D’une façon ou d’une autre, la marche du 16 octobre est le moment clef de la séquence politique, car c’est celui qui montrera le rapport de force central de la société : Macron contre le peuple / le peuple contre Macron. Le peuple ? Oui pas seulement les salariés qui peuvent faire grève (à juste titre), mais aussi les chômeurs avec et sans allocations, les retraités, les étudiants, les lycéens, les précaires, les saisonniers, etc. C’est ici une divergence stratégique de fond. Pour moi, le peuple est le nouvel acteur social et politique de notre époque. Vouloir le confiner dans le rôle de spectateur est une absurde limitation. Elle ne sert que l’adversaire. Et elle ne tient aucun compte de la prise de conscience large qui s’est opérée dans le très grand nombre. C’est lui la société réelle. Il comprend le caractère global de la crise que nous traversons et il sait combien seule une solution globale y répondra. Mais il ne sait par où elle passera. Notre devoir est d’éclairer les chemins et de proposer des déclencheurs.

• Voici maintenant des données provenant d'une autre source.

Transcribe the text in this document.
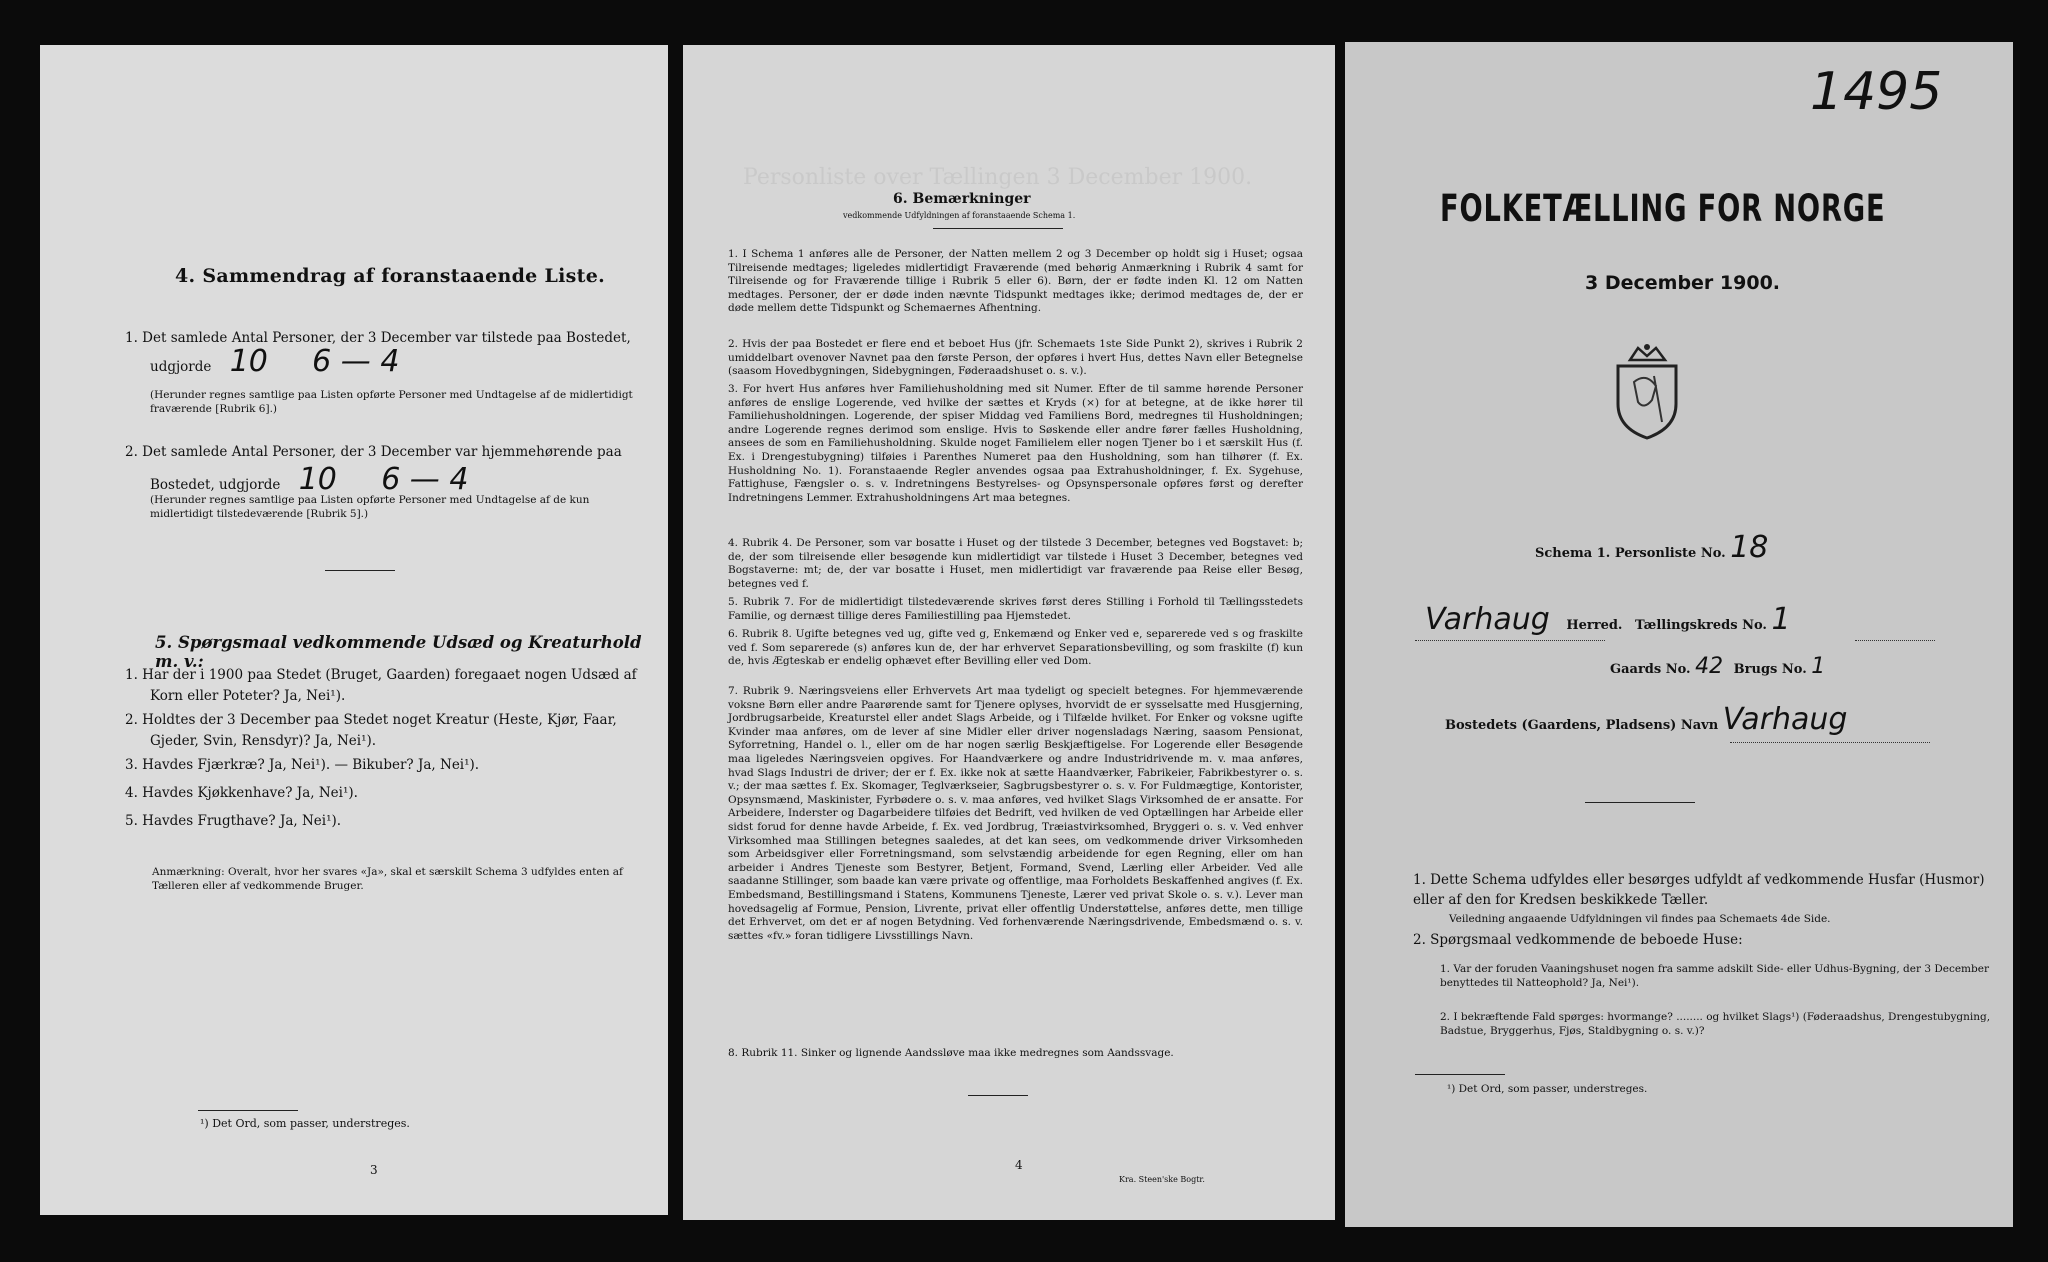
4. Sammendrag af foranstaaende Liste.
1. Det samlede Antal Personer, der 3 December var tilstede paa Bostedet,
udgjorde 10 6 — 4
(Herunder regnes samtlige paa Listen opførte Personer med Undtagelse af de midlertidigt fraværende [Rubrik 6].)
2. Det samlede Antal Personer, der 3 December var hjemmehørende paa
Bostedet, udgjorde 10 6 — 4
(Herunder regnes samtlige paa Listen opførte Personer med Undtagelse af de kun midlertidigt tilstedeværende [Rubrik 5].)
5. Spørgsmaal vedkommende Udsæd og Kreaturhold m. v.:
1. Har der i 1900 paa Stedet (Bruget, Gaarden) foregaaet nogen Udsæd af
Korn eller Poteter? Ja, Nei¹).
2. Holdtes der 3 December paa Stedet noget Kreatur (Heste, Kjør, Faar,
Gjeder, Svin, Rensdyr)? Ja, Nei¹).
3. Havdes Fjærkræ? Ja, Nei¹). — Bikuber? Ja, Nei¹).
4. Havdes Kjøkkenhave? Ja, Nei¹).
5. Havdes Frugthave? Ja, Nei¹).
Anmærkning: Overalt, hvor her svares «Ja», skal et særskilt Schema 3 udfyldes enten af Tælleren eller af vedkommende Bruger.
¹) Det Ord, som passer, understreges.
3
Personliste over Tællingen 3 December 1900.
6. Bemærkninger
vedkommende Udfyldningen af foranstaaende Schema 1.
1. I Schema 1 anføres alle de Personer, der Natten mellem 2 og 3 December op holdt sig i Huset; ogsaa Tilreisende medtages; ligeledes midlertidigt Fraværende (med behørig Anmærkning i Rubrik 4 samt for Tilreisende og for Fraværende tillige i Rubrik 5 eller 6). Børn, der er fødte inden Kl. 12 om Natten medtages. Personer, der er døde inden nævnte Tidspunkt medtages ikke; derimod medtages de, der er døde mellem dette Tidspunkt og Schemaernes Afhentning.
2. Hvis der paa Bostedet er flere end et beboet Hus (jfr. Schemaets 1ste Side Punkt 2), skrives i Rubrik 2 umiddelbart ovenover Navnet paa den første Person, der opføres i hvert Hus, dettes Navn eller Betegnelse (saasom Hovedbygningen, Sidebygningen, Føderaadshuset o. s. v.).
3. For hvert Hus anføres hver Familiehusholdning med sit Numer. Efter de til samme hørende Personer anføres de enslige Logerende, ved hvilke der sættes et Kryds (×) for at betegne, at de ikke hører til Familiehusholdningen. Logerende, der spiser Middag ved Familiens Bord, medregnes til Husholdningen; andre Logerende regnes derimod som enslige. Hvis to Søskende eller andre fører fælles Husholdning, ansees de som en Familiehusholdning. Skulde noget Familielem eller nogen Tjener bo i et særskilt Hus (f. Ex. i Drengestubygning) tilføies i Parenthes Numeret paa den Husholdning, som han tilhører (f. Ex. Husholdning No. 1). Foranstaaende Regler anvendes ogsaa paa Extrahusholdninger, f. Ex. Sygehuse, Fattighuse, Fængsler o. s. v. Indretningens Bestyrelses- og Opsynspersonale opføres først og derefter Indretningens Lemmer. Extrahusholdningens Art maa betegnes.
4. Rubrik 4. De Personer, som var bosatte i Huset og der tilstede 3 December, betegnes ved Bogstavet: b; de, der som tilreisende eller besøgende kun midlertidigt var tilstede i Huset 3 December, betegnes ved Bogstaverne: mt; de, der var bosatte i Huset, men midlertidigt var fraværende paa Reise eller Besøg, betegnes ved f.
5. Rubrik 7. For de midlertidigt tilstedeværende skrives først deres Stilling i Forhold til Tællingsstedets Familie, og dernæst tillige deres Familiestilling paa Hjemstedet.
6. Rubrik 8. Ugifte betegnes ved ug, gifte ved g, Enkemænd og Enker ved e, separerede ved s og fraskilte ved f. Som separerede (s) anføres kun de, der har erhvervet Separationsbevilling, og som fraskilte (f) kun de, hvis Ægteskab er endelig ophævet efter Bevilling eller ved Dom.
7. Rubrik 9. Næringsveiens eller Erhvervets Art maa tydeligt og specielt betegnes. For hjemmeværende voksne Børn eller andre Paarørende samt for Tjenere oplyses, hvorvidt de er sysselsatte med Husgjerning, Jordbrugsarbeide, Kreaturstel eller andet Slags Arbeide, og i Tilfælde hvilket. For Enker og voksne ugifte Kvinder maa anføres, om de lever af sine Midler eller driver nogensladags Næring, saasom Pensionat, Syforretning, Handel o. l., eller om de har nogen særlig Beskjæftigelse. For Logerende eller Besøgende maa ligeledes Næringsveien opgives. For Haandværkere og andre Industridrivende m. v. maa anføres, hvad Slags Industri de driver; der er f. Ex. ikke nok at sætte Haandværker, Fabrikeier, Fabrikbestyrer o. s. v.; der maa sættes f. Ex. Skomager, Teglværkseier, Sagbrugsbestyrer o. s. v. For Fuldmægtige, Kontorister, Opsynsmænd, Maskinister, Fyrbødere o. s. v. maa anføres, ved hvilket Slags Virksomhed de er ansatte. For Arbeidere, Inderster og Dagarbeidere tilføies det Bedrift, ved hvilken de ved Optællingen har Arbeide eller sidst forud for denne havde Arbeide, f. Ex. ved Jordbrug, Træiastvirksomhed, Bryggeri o. s. v. Ved enhver Virksomhed maa Stillingen betegnes saaledes, at det kan sees, om vedkommende driver Virksomheden som Arbeidsgiver eller Forretningsmand, som selvstændig arbeidende for egen Regning, eller om han arbeider i Andres Tjeneste som Bestyrer, Betjent, Formand, Svend, Lærling eller Arbeider. Ved alle saadanne Stillinger, som baade kan være private og offentlige, maa Forholdets Beskaffenhed angives (f. Ex. Embedsmand, Bestillingsmand i Statens, Kommunens Tjeneste, Lærer ved privat Skole o. s. v.). Lever man hovedsagelig af Formue, Pension, Livrente, privat eller offentlig Understøttelse, anføres dette, men tillige det Erhvervet, om det er af nogen Betydning. Ved forhenværende Næringsdrivende, Embedsmænd o. s. v. sættes «fv.» foran tidligere Livsstillings Navn.
8. Rubrik 11. Sinker og lignende Aandssløve maa ikke medregnes som Aandssvage.
4
Kra. Steen'ske Bogtr.
1495
FOLKETÆLLING FOR NORGE
3 December 1900.
Schema 1. Personliste No. 18
Varhaug Herred. Tællingskreds No. 1
Gaards No. 42 Brugs No. 1
Bostedets (Gaardens, Pladsens) Navn Varhaug
1. Dette Schema udfyldes eller besørges udfyldt af vedkommende Husfar (Husmor) eller af den for Kredsen beskikkede Tæller.
Veiledning angaaende Udfyldningen vil findes paa Schemaets 4de Side.
2. Spørgsmaal vedkommende de beboede Huse:
1. Var der foruden Vaaningshuset nogen fra samme adskilt Side- eller Udhus-Bygning, der 3 December benyttedes til Natteophold? Ja, Nei¹).
2. I bekræftende Fald spørges: hvormange? ........ og hvilket Slags¹) (Føderaadshus, Drengestubygning, Badstue, Bryggerhus, Fjøs, Staldbygning o. s. v.)?
¹) Det Ord, som passer, understreges.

Le vote en Italie nous déprime de tristesse et d’angoisse. Nous aimons l’Italie d’une façon qui ne s’explique pas toujours rationnellement. Beaucoup la vive comme la nation sœur la plus proche de nous. Nous admirons l’esprit et la créativité italienne. Nous étions tous autrefois en attente d’Italie quand elle avait le plus puissant parti communiste d’Europe de l’Ouest dans une ambiance où la conquête du pouvoir pouvait alors paraître à la fois proche et en même temps définitivement impossible dans le cadre du monde de la guerre froide. Le PCI semblait bloquer sous le plafond de verre des 30% et sa stratégie de « compromis historique » avec la démocratie chrétienne se fracassa dans l’assassinat d’Aldo Moro son leader.
L’angoisse, c’est en voyant se resserrer l’étau autour de nous en Europe. La dynamique de la situation italienne est connue. L’extrême droite a fédéré toutes les extrêmes droites et la droite traditionnelle italienne. En face de cela une « prétendue gauche » à côté de laquelle François Hollande ferait figure de Che Guevara. Dans mon livre « Enquête de gauche » en 2007 je faisais de l’effondrement de la gauche italienne (qui avait alors commencé dans l’auto dissolution du PCI) la raison de mon départ du Parti socialiste. À partir de là, d’étape en étape nous avons construit l’outil qui a permis le score présidentiel du 10 avril 2022 puis la fondation de la NUPES sur une ligne de rupture avec le système qui rejette vers l’extrême droite les masses populaires désorientées par la droitisation de la gauche.
La dynamique des évènements en France, pour ce qui concerne le « bloc bourgeois » des diverses droites, se formate sur le modèle italien. Le RN prend lentement mais surement le contrôle du bloc par un effet d’emprise sans contre parade. Les macronistes ont besoin de LR qui ne peut bouger dans ce sens sans se faire dévorer à due concurrence par le RN. Dans cette manœuvre, chacun reprend le vocabulaire et les thèmes du RN pour ne pas être dévoré par lui. Parfois on voit cela aussi par la vieille « gauche » qui après avoir perdu le terrain pense s’y réadapter avec les mots de l’ennemi. Aberrant. Du coup, chacun de ceux-là sert de légume au plat principal.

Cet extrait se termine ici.